What This Looks Like in Practice
Scenario: The conversation you're avoiding
You: "I need to talk with a valued team member about declining performance. I care about them, but I need change within 30 days. I've been putting this off. Help me figure out the first 10 minutes of this conversation."
Model: Reflects back the tension (preserve relationship vs. need for change), suggests three opening approaches, drafts a brief agenda you could send beforehand.
Result: You have something concrete to react to. You adjust it, send the agenda, schedule the meeting. The emotional load of "figuring it all out" just dropped by 70%.
Scenario: The analysis you keep postponing
You: "I'm worried this decision might have second-order effects I'm not seeing. I keep meaning to think it through but I'm overwhelmed by where to start."
Model: Enumerates potential second-order risks, suggests which stakeholder conversations would de-risk the path, drafts a one-page risk memo structure.
Result: You're not stuck staring at a blank page anymore. You have a framework to react to and refine.
The Connection to How We Build Tools
This emotional co-regulation function is exactly why we think so carefully about friction at xSkel.
When we build tools for manufacturing operations—daily work order monitoring, document comparison, technical Q&A with sources—we're not just automating tasks. We're reducing the cognitive and emotional load required to start them.
A project manager with 300 active work orders faces paralyzing complexity. Where do I even begin checking for issues?

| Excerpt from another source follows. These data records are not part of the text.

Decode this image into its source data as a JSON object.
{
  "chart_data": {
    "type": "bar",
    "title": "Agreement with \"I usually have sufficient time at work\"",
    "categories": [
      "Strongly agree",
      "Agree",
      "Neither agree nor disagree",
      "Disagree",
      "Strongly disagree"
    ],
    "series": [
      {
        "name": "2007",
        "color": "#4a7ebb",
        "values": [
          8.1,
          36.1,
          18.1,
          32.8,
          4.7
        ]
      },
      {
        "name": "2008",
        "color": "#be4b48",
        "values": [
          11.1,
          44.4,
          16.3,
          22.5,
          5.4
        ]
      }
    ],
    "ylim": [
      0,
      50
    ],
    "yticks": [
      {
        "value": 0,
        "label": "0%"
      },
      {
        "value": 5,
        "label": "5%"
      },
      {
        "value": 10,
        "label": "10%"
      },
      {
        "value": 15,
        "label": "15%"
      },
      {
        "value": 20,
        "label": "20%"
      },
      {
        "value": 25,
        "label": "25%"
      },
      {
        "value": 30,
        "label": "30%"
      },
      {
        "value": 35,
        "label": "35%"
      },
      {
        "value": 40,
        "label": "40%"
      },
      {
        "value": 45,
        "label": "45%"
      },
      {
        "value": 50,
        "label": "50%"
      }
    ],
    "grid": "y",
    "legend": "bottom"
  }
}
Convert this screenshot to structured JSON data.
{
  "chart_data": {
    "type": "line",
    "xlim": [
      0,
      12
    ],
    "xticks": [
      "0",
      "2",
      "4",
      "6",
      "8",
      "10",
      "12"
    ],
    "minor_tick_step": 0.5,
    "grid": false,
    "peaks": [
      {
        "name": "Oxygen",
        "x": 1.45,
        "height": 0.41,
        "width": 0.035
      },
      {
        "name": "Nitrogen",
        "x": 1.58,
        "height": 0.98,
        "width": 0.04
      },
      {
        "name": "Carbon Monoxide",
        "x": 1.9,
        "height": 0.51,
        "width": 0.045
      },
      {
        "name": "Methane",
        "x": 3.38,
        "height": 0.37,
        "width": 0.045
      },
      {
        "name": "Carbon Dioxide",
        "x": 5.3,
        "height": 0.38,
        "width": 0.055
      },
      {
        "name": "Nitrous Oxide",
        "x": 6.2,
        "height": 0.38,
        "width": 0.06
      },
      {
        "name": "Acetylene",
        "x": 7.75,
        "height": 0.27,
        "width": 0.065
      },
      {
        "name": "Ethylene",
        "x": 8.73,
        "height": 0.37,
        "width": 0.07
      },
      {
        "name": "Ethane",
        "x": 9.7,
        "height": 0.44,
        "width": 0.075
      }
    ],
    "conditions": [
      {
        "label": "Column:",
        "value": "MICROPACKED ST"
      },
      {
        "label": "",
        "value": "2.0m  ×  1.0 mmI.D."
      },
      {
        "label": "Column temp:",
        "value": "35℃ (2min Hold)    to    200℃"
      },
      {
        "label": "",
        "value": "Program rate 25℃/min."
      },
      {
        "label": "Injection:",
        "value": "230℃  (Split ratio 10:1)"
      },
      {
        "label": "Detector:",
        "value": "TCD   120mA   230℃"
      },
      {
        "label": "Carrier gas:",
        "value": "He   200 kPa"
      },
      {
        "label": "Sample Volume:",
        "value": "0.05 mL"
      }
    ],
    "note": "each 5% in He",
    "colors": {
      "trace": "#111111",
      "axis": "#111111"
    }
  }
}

The emotional response is avoidance.
Our tool asks the simple questions automatically every morning and surfaces only what needs attention. The cognitive load drops from "check 300 things" to "review these 8 items." Suddenly it's not overwhelming. It's doable.
That's process-level co-regulation. The tool creates the conditions where people can actually do the work instead of avoiding it.
The same principle applies at the individual level when you're using a model to get unstuck on a difficult task. You're not asking it to do the work for you—you're asking it to help you cross the activation barrier so you can start.
Guardrails That Matter
Models aren't therapists
If the emotional load is clinical—persistent anxiety, depression, acute distress—that's not a job for AI. Talk to a professional.
You stay accountable
The model helps you start, but you own the outcome. It's a co-regulator, not a decision-maker.
High-stakes work needs sources
For decisions with real consequences, the model should cite sources and flag uncertainty. That's why our technical tools show datasheets and abstain when they can't be sure.
Try It This Week
Next time you find yourself avoiding something important:
- Write one sentence: "I'm avoiding ___ because ___"
- Ask the model for three 5-minute ways to start
- Pick one and do it immediately
- Notice what changes in your emotional state
The hardest part is starting. Models are surprisingly good at helping with exactly that.
And once you're in motion, everything else gets easier.